Q. What kept you motivated during this? How was your family’s support during your treatment?
A. I kept my mind sharp and did not let the illness bog me down. I was thinking of future projects and what all needed to be done. Keeping the mind positive is key to early and complete healing and tricking the virus. Family support is also key. One feels like eating light food only. And to be served hot healing food was a blessing. Also, regular WhatsApp conversations, jokes and other shares makes one feel connected and not isolated even in quarantine. The key is physical distancing not social distancing.
Q. Many people are stressed and fearful of the disease. What is your advice to them?
A. The culture of fear around the virus, the overflow of misinformation and the media hype in fanning such distress must be recognised and discounted. Most people will catch the virus, that is why it is labelled a pandemic by the WHO. But most will display only mild symptoms; while many will remain asymptomatic. Monitoring is key, and the moment oximeter readings drop, high quality medical care is urgently warranted. But for the mild-symptoms victims, home-care and local community support can do the deal. My Covid-19 mantra is: “No fear, no panic, no stigma, no discrimination.”
Q. The pandemic has put everything to an indefinite halt. The future of stagecraft too looks uncertain.

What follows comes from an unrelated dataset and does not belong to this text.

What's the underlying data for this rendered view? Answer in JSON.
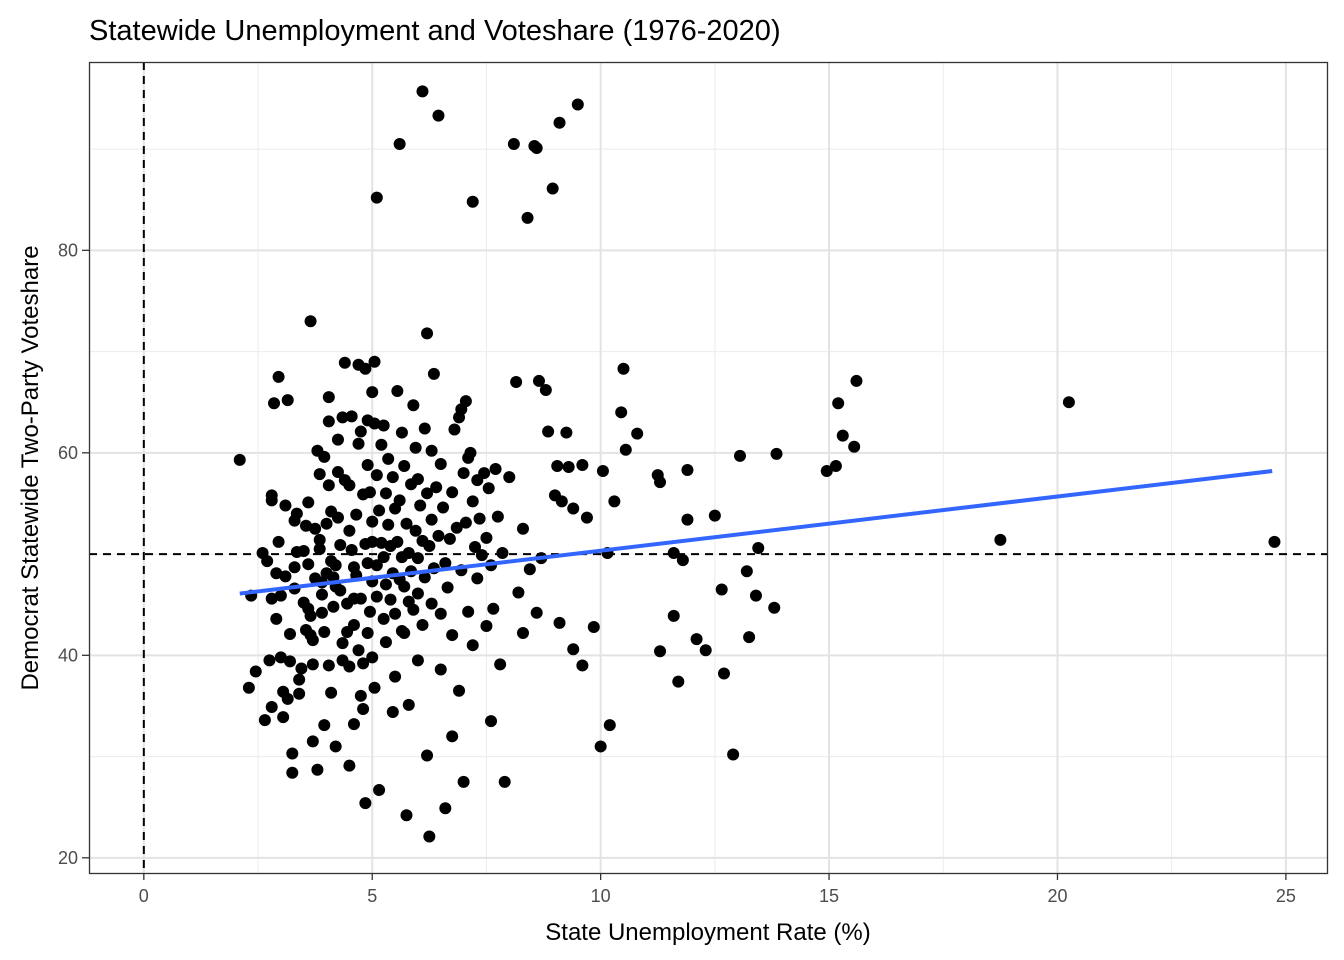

A. Yes, everything has changed, especially in the world of performances and the performing arts. The continuing need for physical distancing has put a full stop to performances. This situation may well continue into 2021. The arts community has reacted to this with hectic performances online. While that can be fulfilling to the ego, it will neither fill pockets nor stomachs. So, until we find a way of monetising online performances, my suggestion is not to give away everything for free. Lectures, sharing of experiences are ok. But performing without remuneration will kill the last vestige of dignity for the performing arts.